Retranscription intégrale de la conférence de Ferhat Mehenni sur la « Crise berbériste de 1949 »

À l’occasion du 75ᵉ anniversaire de la « Crise berbériste », Ferhat Mehenni a tenu, le dimanche 10 novembre, une conférence-débat à Londres. Organisée par la Coordination du MAK Royaume-Uni, cette rencontre a rassemblé militants et militantes engagés pour la cause kabyle. Le thème central de l’événement portait sur « La crise berbériste de 1949 au cœur des enjeux historiques », une thématique riche de significations et profondément ancrée dans l’histoire des luttes identitaires en Kabylie.

Ferhat Mehenni, président du Mouvement pour l’Autodétermination de la Kabylie (MAK) et du Gouvernement kabyle en exil (Anavad), a structuré son intervention en 10 points clés, détaillant les origines, les dynamiques, et les répercussions de la crise berbériste.

THESES SUR LA CRISE DU NATIONALISME ALGERIEN DE 1949

Nous commémorons le 75e anniversaire de ce que d’aucuns appellent la crise « berbériste » de 1949 et d’autres, la crise « antiberbère ». Pour la compréhension de l’événement, revenons sur les faits.

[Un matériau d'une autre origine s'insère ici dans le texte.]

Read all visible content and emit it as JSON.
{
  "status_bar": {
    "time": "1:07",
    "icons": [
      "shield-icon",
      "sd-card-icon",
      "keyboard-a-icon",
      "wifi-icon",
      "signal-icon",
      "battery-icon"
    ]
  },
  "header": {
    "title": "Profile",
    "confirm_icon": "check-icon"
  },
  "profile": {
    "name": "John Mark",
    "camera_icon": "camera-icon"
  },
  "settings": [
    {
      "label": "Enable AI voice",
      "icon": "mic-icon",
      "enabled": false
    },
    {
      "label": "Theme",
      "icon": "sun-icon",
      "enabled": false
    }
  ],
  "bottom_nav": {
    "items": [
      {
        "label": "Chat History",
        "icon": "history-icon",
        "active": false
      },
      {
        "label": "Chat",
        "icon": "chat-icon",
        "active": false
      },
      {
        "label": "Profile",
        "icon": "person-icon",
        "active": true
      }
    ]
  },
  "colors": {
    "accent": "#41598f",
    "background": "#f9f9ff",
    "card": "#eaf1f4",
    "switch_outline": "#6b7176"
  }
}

La Kabylie qui n’a jamais accepté son annexion à l’Algérie française, depuis 1857, a toujours cherché à recouvrer sa souveraineté. Sa défaite militaire, suite à sa révolte de 1871, était si traumatisante que, 55 ans plus tard, c’est-à-dire en 1926, ses élites étaient persuadées qu’une entreprise de libération de la Kabylie était au-dessus des moyens des seuls Kabyles. C’est pour cette raison qu’ils tentèrent d’offrir à l’ensemble de l’Afrique du Nord, un cadre de rassemblement libérateur, à travers l’Etoile Nord-Africaine (ENA). Même si leur isolement faisait de leur générosité une lubie, leur manque de réalisme les avait poussés à trouver à leur organisation un président non-kabyle. : Messali Hadj, un homme originaire de Tlemcen. La soif d’indépendance des Kabyles était telle qu’ils durent renoncer à leur propre leadership. Qu’importe le chef, pensaient-ils à tort, l’essentiel était de parvenir à la fin du colonialisme français. Toutefois, ni les Marocains, ni les Tunisiens n’adhérèrent à leur initiative. En dehors de quelques non-Kabyles, les rangs algériens demeuraient désespérément kabyles dans leur écrasante majorité.

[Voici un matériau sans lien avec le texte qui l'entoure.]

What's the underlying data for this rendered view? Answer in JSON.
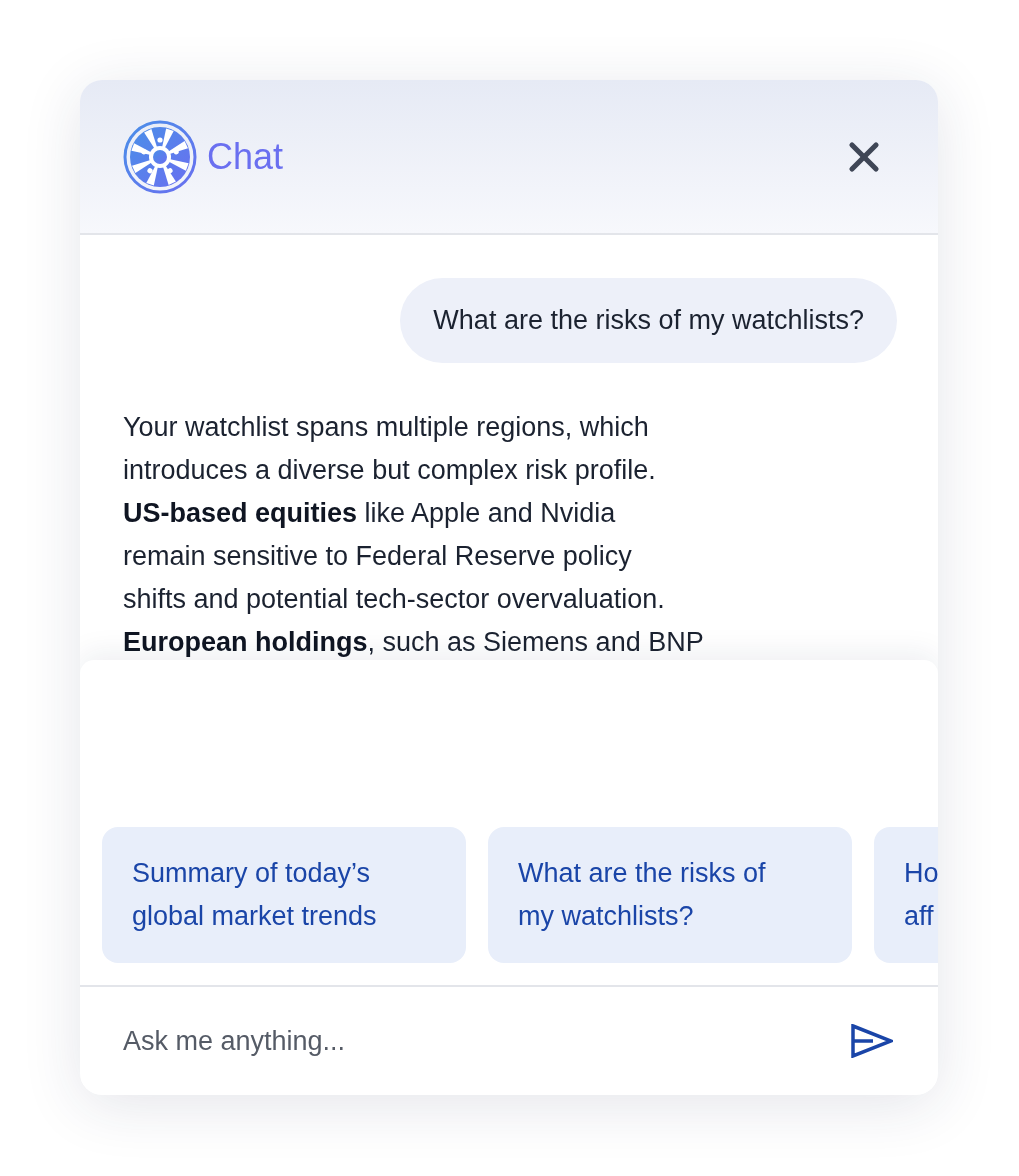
{
  "header": {
    "title": "Chat"
  },
  "messages": [
    {
      "kind": "user",
      "text": "What are the risks of my watchlists?"
    },
    {
      "kind": "assistant",
      "text": "Your watchlist spans multiple regions, which\nintroduces a diverse but complex risk profile.\n**US-based equities** like Apple and Nvidia\nremain sensitive to Federal Reserve policy\nshifts and potential tech-sector overvaluation.\n**European holdings**, such as Siemens and BNP"
    }
  ],
  "suggestions": [
    {
      "lines": [
        "Summary of today’s",
        "global market trends"
      ]
    },
    {
      "lines": [
        "What are the risks of",
        "my watchlists?"
      ]
    },
    {
      "lines": [
        "Ho",
        "aff"
      ]
    }
  ],
  "input": {
    "placeholder": "Ask me anything..."
  }
}
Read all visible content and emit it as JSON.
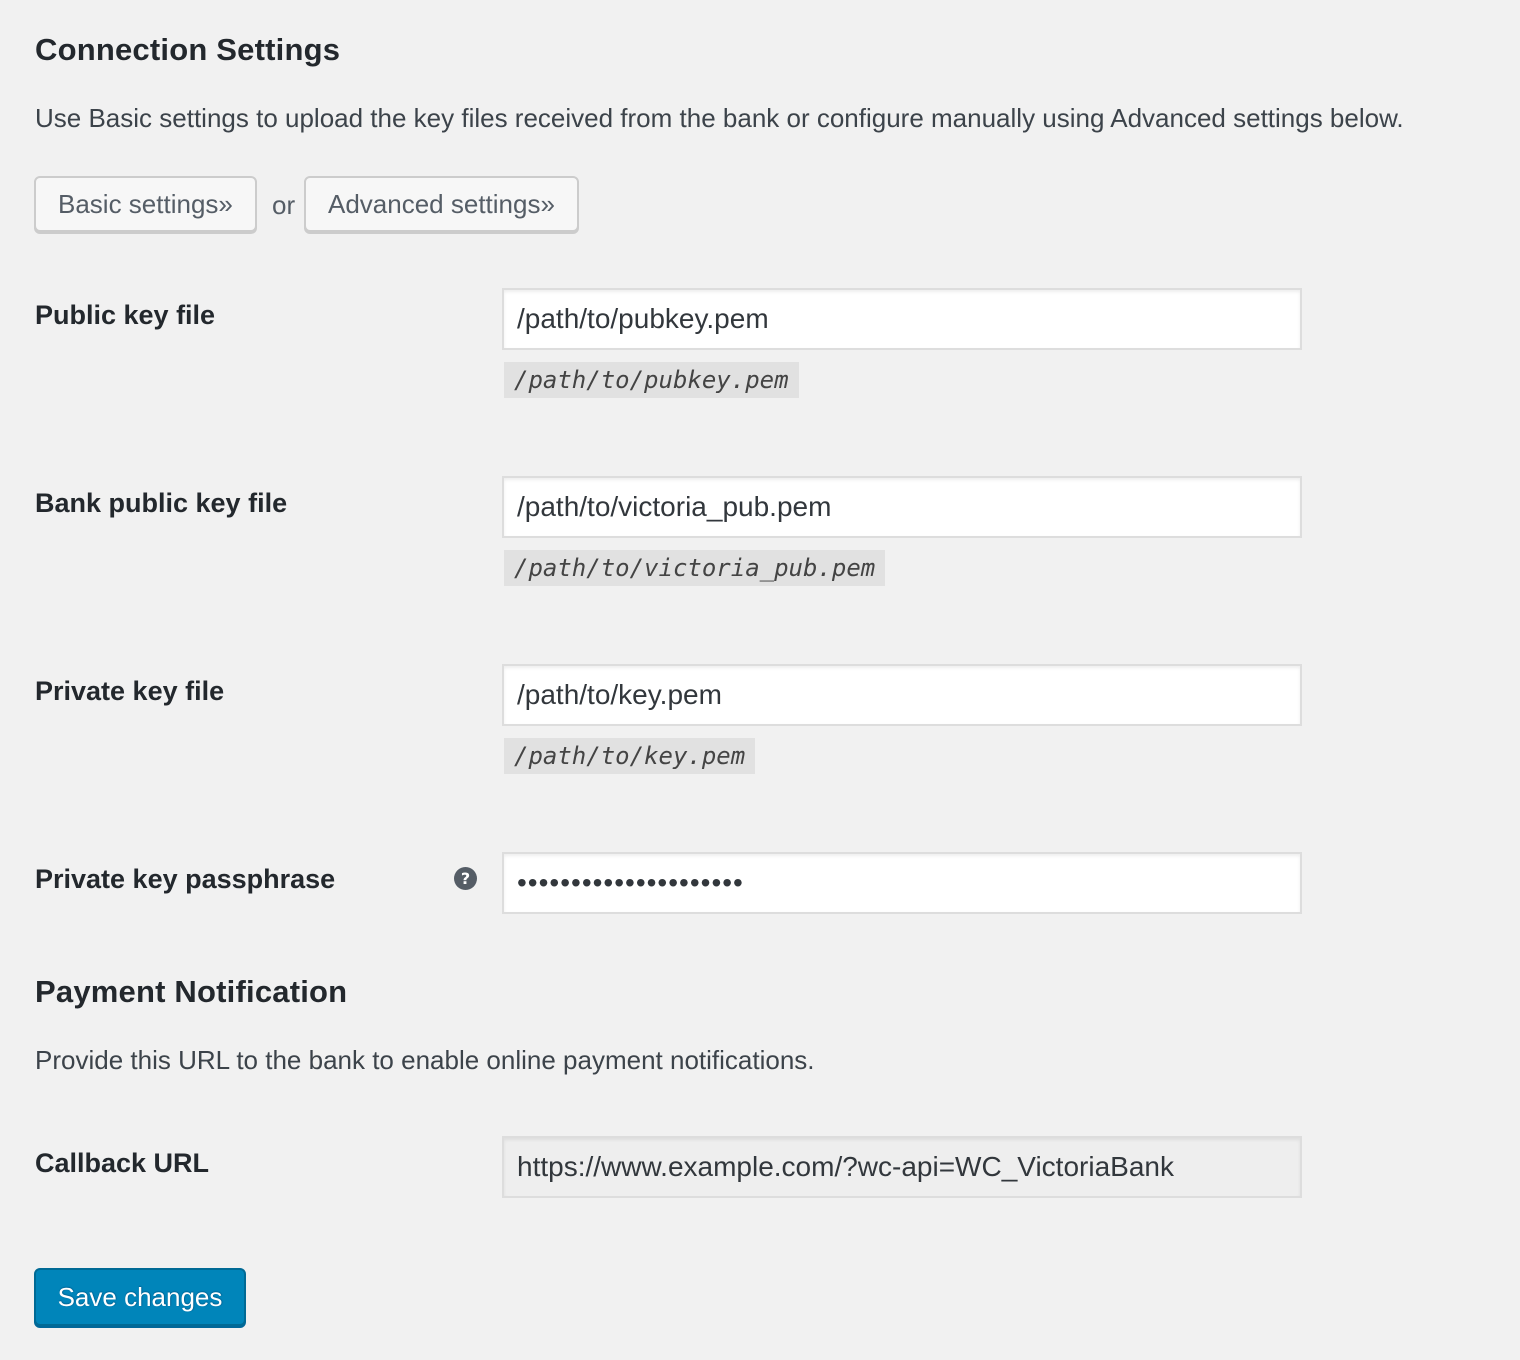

Enfin, malgré l’adoration dont ils l’entouraient, Messali se méfiait d’eux et s’était construit un mur de protection avec un Comité central dans lequel il les avait mis en minorité. Ensuite, L’étoile Nord-Africaine, devenue plus tard Parti du Peuple Algérien (PPA), puis Mouvement pour le Triomphe des Libertés Démocratiques (MTLD) connut la crise de 1949 qui allait lui être fatale.

Sommairement, que s’était-il passé ? En quoi consistait cette fameuse crise ? La crise s’était cristallisée autour de la définition de l’identité de la future Algérie postfrançaise. « Arabo-musulmane » pour Messali et son Comité Central, « algérienne » pour les élites Kabyles. Entrons un peu plus dans les détails.

En 1948, à l’insu des responsables kabyles, Messali adressa un Mémorandum au Secrétaire Général de l’ONU dans lequel il revendiquait une Algérie arabo-musulmane. Se sentant trahis, les Kabyles qui jusque-là, lui faisaient confiance pour le respect de leur identité, ripostèrent en faisant adopter par la Fédération du MTLD basée à Paris, une résolution réclamant une Algérie algérienne. Cela avait suffi pour que le Comité Central se sente désavoué et accusa les Kabyles de cacher du berbérisme derrière leur algérianisme, derrière le slogan d’Algérie « algérienne ». Le MTLD en fut enterré.

Au-delà de rendre hommages aux victimes kabyles d’alors, avec nos 75 années de recul sur les faits, nous pouvons nous permettre d’en tirer quelques conclusions sous forme de thèses.

– Thèse 1 : La crise « berbériste » de 1949, était une rupture de confiance entre la base militante kabyle et sa direction non-kabyle, d’aucuns diront antikabyle.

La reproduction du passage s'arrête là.